Deeper Into Movies: “Adventureland” (2009)


Editor’s Note: I now have Netflix and a suddenly overwhelming need to document every movie I see.

On the one hand, director Greg Mottola’s follow-up to Superbad was another Dave Greenwald Wish Fulfillment Movie (cf. Nick and Norah) full of once-relatable Jewish ennui (Jesse Eisenberg plays a budding journalist and a virgin!), awkward LOLs, hedonistic booze/pot-fueled escapades and awesome Replacements jams, but on the other…

Adventureland also swerved bizarrely deep into hyper-dysfunctional Noah Baumbach territory (especially notable since Jesse was in that director’s The Squid and the Whale) without any attempt at reconciling that with, say, the presence of two Saturday Night Live cast members. (Aside: Dear Hollywood: Can you give Kristen Wiig all of Jennifer Aniston’s roles from now on, or at least the decent ones? Please? It’s time.)

Adding to the cognitive dissonance was love interest Kristen Stewart, still in full-on broody, and yes, sexy, Twilight mode, down to the constant trembling and running her hands through her hair during tense moments. Emma Stone, she ain’t. At what point do Jesse’s character’s feelings for her become, or even deserve to become, anything more than puppy love and thus justify the movie’s conclusion? He’s a naive intellectual; she’s a frustrated daughter lashing out; neither lends itself to a sparks-flying (or, for that matter, Nicholas Sparks) love story. I would’ve felt better about the conclusion had his character been a college freshman and not a more experienced guy heading for grad school; and as a film set in the ’80s, it could’ve learned a few things from Say Anything. But then, Adventureland has crueler intentions: alcoholism, failed parenthood, extramarital affairs. Stewart’s casting was likely an attempt to split the difference between a more endearing Stone/Kat Dennings-type and someone with the inner turmoil to make her character’s secret life believable, landing too far to the latter side. (Emma herself was excellent alongside Jesse in Zombieland, so, there’s that.)

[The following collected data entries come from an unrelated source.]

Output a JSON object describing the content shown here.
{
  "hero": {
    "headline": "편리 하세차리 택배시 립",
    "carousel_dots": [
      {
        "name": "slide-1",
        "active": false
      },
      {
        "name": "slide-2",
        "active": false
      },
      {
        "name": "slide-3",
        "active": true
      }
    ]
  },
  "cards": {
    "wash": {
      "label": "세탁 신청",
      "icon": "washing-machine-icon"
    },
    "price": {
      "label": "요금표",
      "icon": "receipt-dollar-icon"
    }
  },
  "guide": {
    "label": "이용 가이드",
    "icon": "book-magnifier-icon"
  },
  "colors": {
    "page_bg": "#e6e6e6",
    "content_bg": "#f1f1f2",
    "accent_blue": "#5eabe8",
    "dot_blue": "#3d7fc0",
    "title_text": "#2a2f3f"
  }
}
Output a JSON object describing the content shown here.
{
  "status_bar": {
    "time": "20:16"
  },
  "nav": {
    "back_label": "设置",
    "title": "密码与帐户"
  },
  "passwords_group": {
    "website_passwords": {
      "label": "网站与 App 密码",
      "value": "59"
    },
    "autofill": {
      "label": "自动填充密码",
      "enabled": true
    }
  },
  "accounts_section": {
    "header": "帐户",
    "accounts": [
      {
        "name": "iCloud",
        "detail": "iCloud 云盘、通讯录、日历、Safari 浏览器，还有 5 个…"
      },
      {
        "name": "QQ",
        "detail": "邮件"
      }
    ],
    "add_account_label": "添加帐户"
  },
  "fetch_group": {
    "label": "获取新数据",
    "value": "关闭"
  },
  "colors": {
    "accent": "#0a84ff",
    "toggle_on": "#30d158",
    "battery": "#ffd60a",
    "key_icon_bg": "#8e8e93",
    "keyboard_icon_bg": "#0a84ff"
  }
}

Issues aside, though, Adventureland‘s dark moments did have a ring of painful truth to them — and the comedy works well on its own, if not always in context. Honestly, most of the above concerns occurred after the fact; the movie hits too deep in my personal wheelhouse not to have enjoyed pretty thoroughly, flaws and all. Like Up in the Air, it’s a film that tries to have it both ways — when it works, it’s a winner.